Oil price: are the numbers stacked against oil producers?
- Published
Saudi Arabia and Russia may have agreed to freeze oil output at January levels but their agreement is dependent on other producers following suit.
The dramatic fall in the price of oil from over $100 a barrel in the middle of 2014 to around $30 a barrel at the beginning of this year has preoccupied the world's economic community.
While this output freeze should help - indeed Bank of America Merrill Lynch said oil could be up to $47 a barrel by June - there is no doubt that oil producing countries are still under pressure from global oversupply and falling demand.
We've been looking at some of the figures to see what they tell us about the outlook for producers:
Cost of production
The cost of drilling new wells has been falling globally, but not by as much as the price of oil.
Half of oil production from future developments is uneconomic at $60 per barrel, and the sustainable price of oil is above $70 per barrel in the longer term, according to energy consultancy Wood Mackenzie.
In many parts of the world the cost of getting it out of the ground now far exceeds the price you'll be paid for it.
Slower demand growth
Even producers that are economically viable face a market that is oversupplied with oil.

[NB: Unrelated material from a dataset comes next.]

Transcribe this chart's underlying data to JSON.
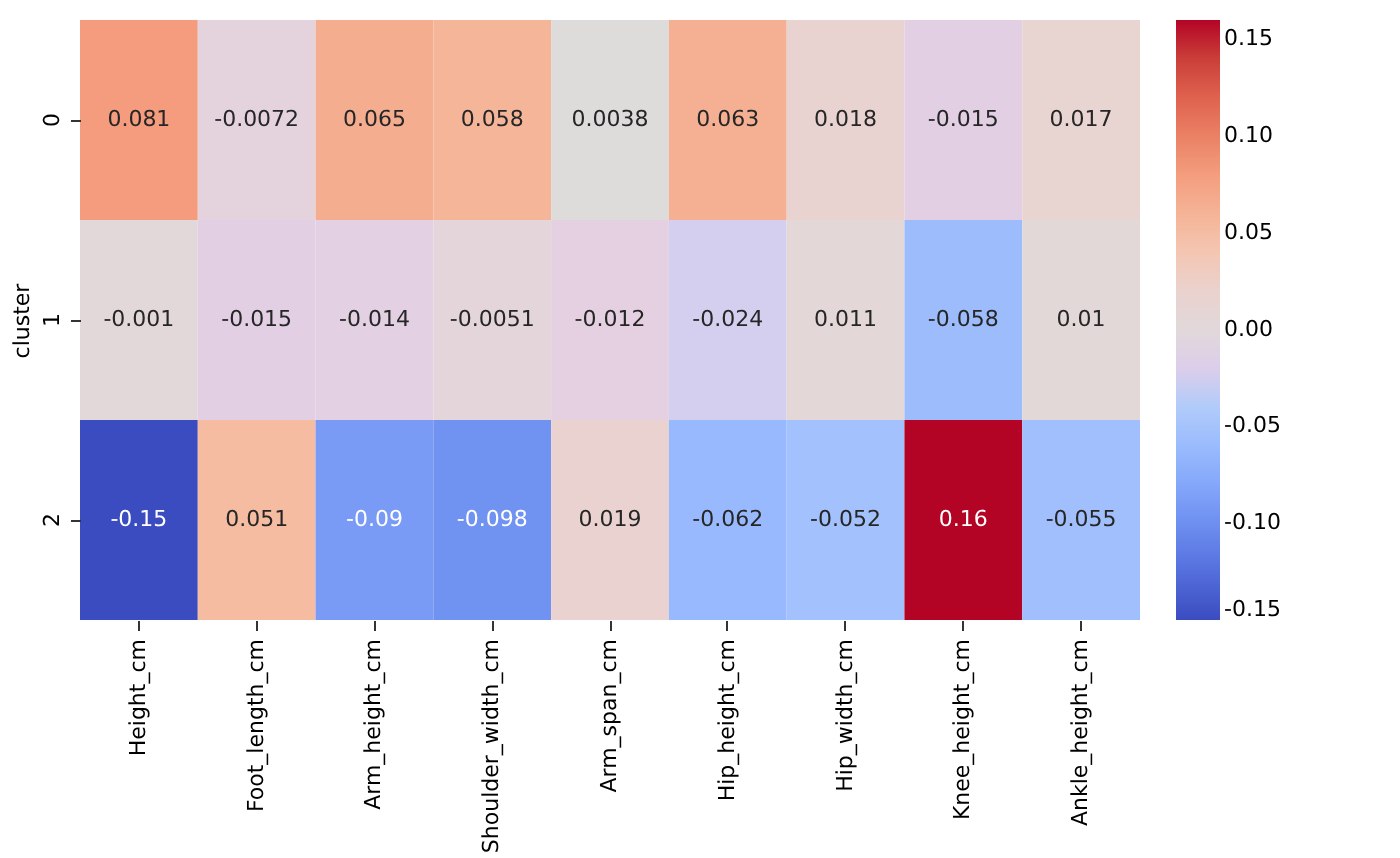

India is the only economy that will see a consistent growth in oil demand for at least another 25 years.
The world's largest oil consumer, the US, will experience one of the world's largest reductions in oil demand, according to the International Energy Agency (IEA).

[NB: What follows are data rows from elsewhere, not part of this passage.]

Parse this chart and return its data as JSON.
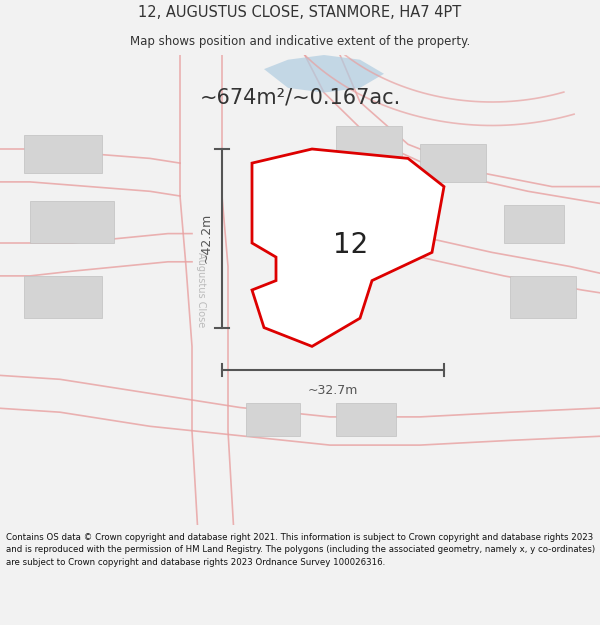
{
  "title_line1": "12, AUGUSTUS CLOSE, STANMORE, HA7 4PT",
  "title_line2": "Map shows position and indicative extent of the property.",
  "area_text": "~674m²/~0.167ac.",
  "property_number": "12",
  "dim_vertical": "~42.2m",
  "dim_horizontal": "~32.7m",
  "footer_text": "Contains OS data © Crown copyright and database right 2021. This information is subject to Crown copyright and database rights 2023 and is reproduced with the permission of HM Land Registry. The polygons (including the associated geometry, namely x, y co-ordinates) are subject to Crown copyright and database rights 2023 Ordnance Survey 100026316.",
  "bg_color": "#f2f2f2",
  "map_bg": "#ffffff",
  "road_color": "#e8a0a0",
  "road_fill": "#f9efef",
  "building_color": "#d4d4d4",
  "building_edge": "#c0c0c0",
  "property_fill": "#ffffff",
  "property_edge": "#dd0000",
  "dim_color": "#555555",
  "road_label_color": "#aaaaaa",
  "area_text_color": "#333333",
  "title_color": "#333333",
  "footer_color": "#111111",
  "blue_feature": "#b0cce0",
  "figsize": [
    6.0,
    6.25
  ],
  "dpi": 100
}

BP's 2016 Energy Outlook, external, which makes predictions for the next 20 years, also suggests that as demand for oil declines in western economies, India and China will account for half the increase in demand.
Postponing production
Wood Mackenzie says that development of some 68 major projects has been pushed back, external in the past six months.
Kazakhstan, Central Asia's richest nation, saw the biggest amount of deferred capital spending. It is estimated to have delayed 4.5bn barrels of oil production due to the collapse in prices.
And the growing fears of a "lower for longer" price environment will continue to put projects at risk.
British operators are seeing rig rates and labour costs - down more than 15% since the start of last year according to the industry body Oil & Gas UK, external - and this ranges from those employed directly by oil and gas companies, to Aberdeen taxi drivers and hotel staff whose livelihood depends on a thriving oil industry.
Royal Dutch Shell confirmed at the beginning of February that it would cut 10,000 jobs amid a sharp fall in annual profits and BP announced a further 3,000 job cuts after laying off 4,000 employees last year.
In 2015, investment in the upstream oil and gas sector globally fell for the first time in seven years by about 20%, as producers faced an oil price which has plummeted eventually to around $30 a barrel, says the IEA, external.
Continuing production
"Since the drop in oil prices from late 2014, there have been relatively few production shut-ins with less than 0.1% of global production halted so far - around 100,000 b/d [barrels per day] globally", says Stewart Williams, vice president at energy consultancy Wood Mackenzie, external, referring to occasions when oil fields put a cap on production.
But that is only less than 0.1% of global production. So why aren't more producers turning off the taps?
"Given the cost of restarting production, many producers will continue to take the loss in the hope of a rebound in prices", says Wood Mackenzie's Robert Plummer.